In an opinion issued today, the BIA affirmed a July 2002 ruling by the U.S. Immigration Court in St. Louis that captured Nazi documents found by the Criminal Division’s Office of Special Investigations (OSI) established that Michael Negele, 82, of St. Peters, Missouri, served as an armed SS guard at the infamous Sachsenhausen Concentration Camp, near Berlin. Negele served with the SS Death’s Head Guard Battalion at the camp, and was selected for specialized training as a guard dog handler. The BIA opinion found that Sachsenhausen “essentially worked prisoners to death.”

The BIA also affirmed the Immigration Court’s finding that Negele later served as a guard at the Theresienstadt Jewish ghetto in what is now the Czech Republic. Jews, including children and elderly civilians, were confined at Theresienstadt as part of the Nazi regime’s “final solution to the Jewish question,” and thousands passed through the ghetto en route to the Nazi extermination facilities at Auschwitz and Treblinka.

Negele admitted in court proceedings that he guarded the ghetto with a German shepherd, the same one that had been assigned to him while at Sachsenhausen and that had been trained to attack prisoners who attempted escape. Some 10,000 prisoners died at Theresienstadt. The BIA opinion held that “the guards at Theresienstadt also ensured the transport of prisoners to the trains destined for Auschwitz and other death camps.”“The BIA’s decision is an important milestone in our continuing efforts to achieve a measure of justice for the victims of the Holocaust and other Nazi crimes,” said OSI Director Eli M. Rosenbaum. “Negele and his fellow SS guards were instrumental participants in the execution of the Nazi regime’s infamous program of persecution and genocide.”

Negele, a native of Romania, entered the U.S. in 1950, using a visa he obtained in Germany. He became a U.S. citizen in 1955. In July 1999, the U.S. District Court in St. Louis revoked Negele’s U.S. citizenship because of his Nazi guard service. The U.S. Court of Appeals for the Eighth Circuit affirmed the denaturalization order in August 2000, and, in February 2001, the U.S. Supreme Court denied Negele’s petition for review. Removal (deportation) proceedings were commenced against him in March 2001.
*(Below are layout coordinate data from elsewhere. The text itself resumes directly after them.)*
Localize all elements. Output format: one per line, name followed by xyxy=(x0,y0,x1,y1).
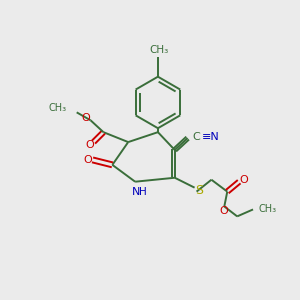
Text: H: H xyxy=(139,187,147,196)
Text: O: O xyxy=(83,155,92,165)
Text: S: S xyxy=(196,184,203,197)
Text: C: C xyxy=(193,132,200,142)
Text: O: O xyxy=(81,113,90,123)
Text: O: O xyxy=(219,206,228,216)
Text: N: N xyxy=(132,187,140,196)
Text: O: O xyxy=(240,175,248,185)
Text: CH₃: CH₃ xyxy=(49,103,67,113)
Text: CH₃: CH₃ xyxy=(259,204,277,214)
Text: ≡N: ≡N xyxy=(202,132,219,142)
Text: O: O xyxy=(85,140,94,150)
Text: CH₃: CH₃ xyxy=(149,45,169,55)
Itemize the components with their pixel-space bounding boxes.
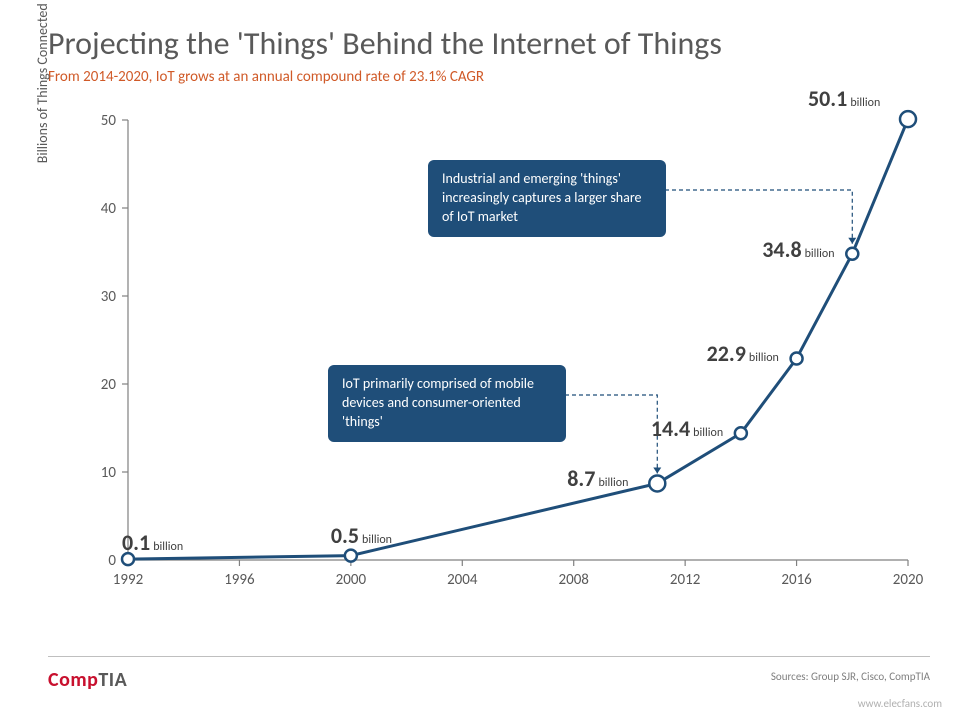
- svg-text:20: 20: [101, 376, 117, 394]
- svg-text:2016: 2016: [781, 571, 812, 589]
- line-chart: Billions of Things Connected to the Inte…: [48, 100, 928, 630]
- data-label: 50.1billion: [808, 85, 880, 112]
- svg-text:40: 40: [101, 200, 117, 218]
- svg-text:2020: 2020: [893, 571, 924, 589]
- data-label: 22.9billion: [707, 340, 779, 367]
- svg-text:0: 0: [108, 552, 116, 570]
- source-text: Sources: Group SJR, Cisco, CompTIA: [771, 670, 930, 683]
- svg-text:2008: 2008: [559, 571, 589, 589]
- comptia-logo: CompTIA: [48, 668, 127, 692]
- y-axis-label: Billions of Things Connected to the Inte…: [34, 0, 51, 190]
- logo-pre: Comp: [48, 668, 98, 692]
- callout-mobile: IoT primarily comprised of mobile device…: [328, 365, 566, 442]
- data-label: 14.4billion: [651, 415, 723, 442]
- svg-text:1992: 1992: [113, 571, 143, 589]
- svg-text:2000: 2000: [336, 571, 367, 589]
- subtitle: From 2014-2020, IoT grows at an annual c…: [48, 68, 484, 86]
- data-label: 0.1billion: [122, 529, 183, 556]
- callout-industrial: Industrial and emerging 'things' increas…: [428, 160, 666, 237]
- svg-text:2004: 2004: [447, 571, 478, 589]
- svg-text:30: 30: [101, 288, 117, 306]
- svg-text:10: 10: [101, 464, 117, 482]
- svg-text:1996: 1996: [224, 571, 255, 589]
- watermark: www.elecfans.com: [858, 697, 942, 710]
- page-title: Projecting the 'Things' Behind the Inter…: [48, 24, 722, 63]
- svg-text:50: 50: [101, 112, 117, 130]
- logo-suf: TIA: [98, 668, 127, 692]
- data-label: 8.7billion: [567, 465, 628, 492]
- footer-divider: [48, 656, 930, 657]
- data-label: 34.8billion: [762, 236, 834, 263]
- data-label: 0.5billion: [331, 522, 392, 549]
- plot-area: 0102030405019921996200020042008201220162…: [128, 120, 908, 560]
- slide: Projecting the 'Things' Behind the Inter…: [0, 0, 960, 720]
- svg-text:2012: 2012: [670, 571, 700, 589]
The proceedings against Negele are a result of OSI's ongoing efforts to identify and take legal action against former participants in Nazi persecution residing in this country. Since OSI began operations in 1979, 72 Nazi persecutors have been stripped of U.S. citizenship and 57 have been removed from the United States. Also, more than 160 suspected Nazi persecutors have been barred from entering this country under OSI’s “Watchlist” border control program.